With a charred stick on temple dirt floors, on the backs of discarded cigarette packs found by the roadside, he wrote "Heaven and Earth profound yellow, Universe vast primordial," and also "Heaven's justice is clear, Evil cannot hide."
He said a man must stand straight first.
He must have a scale within his heart, understand human bonds and Heaven's way, to measure whether the filthy things wandering the boundary between Yin and Yang had crossed the line.
He taught me bits and pieces: which mountain hollows faced the sun and blocked the wind, making them safer for night shelter; how to recognize a few herbs that could save a life or end one; pointing at clouds and stars, murmuring cryptic things like "malign energy gathering" or "stars shifting, plague may follow."
Sometimes, passing an abandoned village or a crumbling temple, he'd stop abruptly and make me sniff the wind—he said the scent of rust mixed with sickly sweetness, or the deep rot of decay rising from the earth, were ill omens. More often, he just walked in silence, carrying that old yellow bundle that never left his side, like a shadow. And I, Li Ke, followed behind, like a scavenger.

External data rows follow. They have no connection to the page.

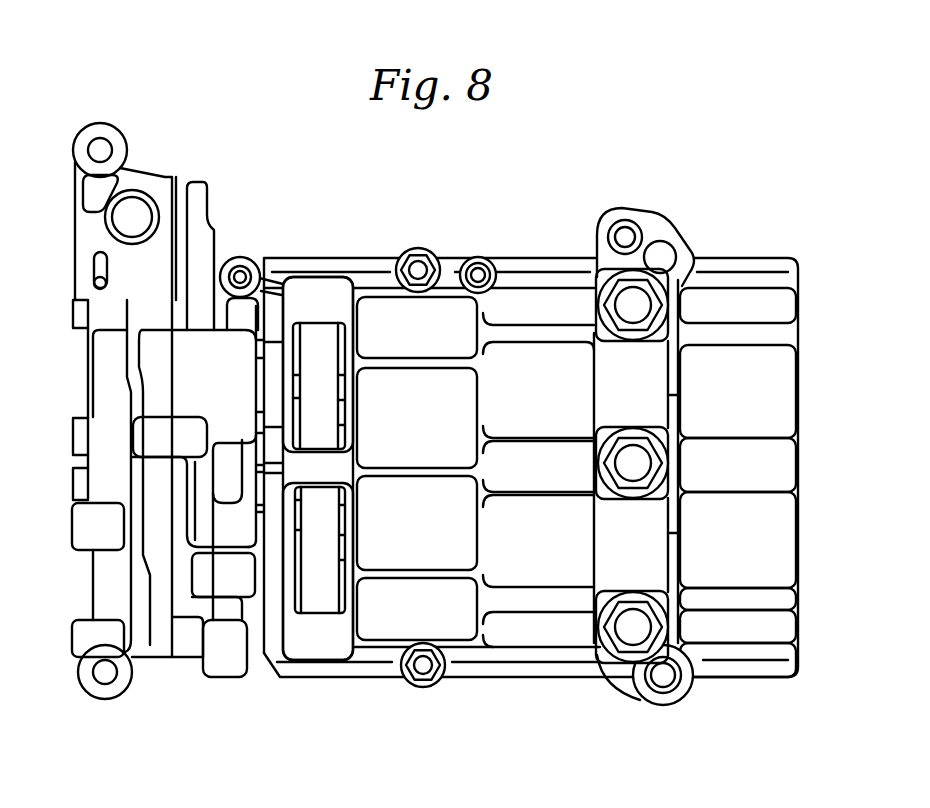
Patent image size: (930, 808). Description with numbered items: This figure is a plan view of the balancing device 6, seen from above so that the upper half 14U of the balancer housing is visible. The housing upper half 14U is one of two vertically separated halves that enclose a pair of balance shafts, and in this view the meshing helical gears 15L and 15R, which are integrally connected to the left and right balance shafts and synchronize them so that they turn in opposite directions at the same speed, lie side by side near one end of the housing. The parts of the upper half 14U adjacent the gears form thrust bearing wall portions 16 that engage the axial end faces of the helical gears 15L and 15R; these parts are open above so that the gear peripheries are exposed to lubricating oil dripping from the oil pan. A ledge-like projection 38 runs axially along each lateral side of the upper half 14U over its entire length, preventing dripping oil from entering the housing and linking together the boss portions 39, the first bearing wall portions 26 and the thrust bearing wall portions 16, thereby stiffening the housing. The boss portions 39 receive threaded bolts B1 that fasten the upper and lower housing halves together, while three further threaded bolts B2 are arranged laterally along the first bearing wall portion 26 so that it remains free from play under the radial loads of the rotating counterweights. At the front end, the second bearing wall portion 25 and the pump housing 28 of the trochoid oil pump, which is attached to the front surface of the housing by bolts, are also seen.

The balancing device 6 is at (560, 198).
The upper half of balancer housing 14U is at (782, 377).
The left helical gear 15L is at (315, 337).
The right helical gear 15R is at (318, 605).
The thrust bearing wall portion 16 is at (300, 422).
The second bearing wall portion 25 is at (233, 352).
The first bearing wall portion 26 is at (607, 562).
The pump housing 28 is at (103, 357).
The ledge-like projection 38 is at (350, 265).
The boss portion 39 is at (438, 256).
The threaded bolt B1 is at (419, 262).
The threaded bolt B2 is at (640, 462).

It wasn't until much, much later... on a night cold enough to freeze bone, huddled over dying embers, that he tapped out his old, tarnished brass pipe. The flickering light danced over his face, carved deep by hardship.
After a long silence, he spoke for the first time, in a slow, deliberate tone, recounting that night, deep in those mountains, the disaster known as The Corpse Abomination...
That was the first time I touched fear so vividly. It was also the first time I understood the weight my Master carried. And the final, tragic image of his uncle, Wang the Limper, along with the horrors that sunlight could never penetrate, took root deep within my life, never to be uprooted.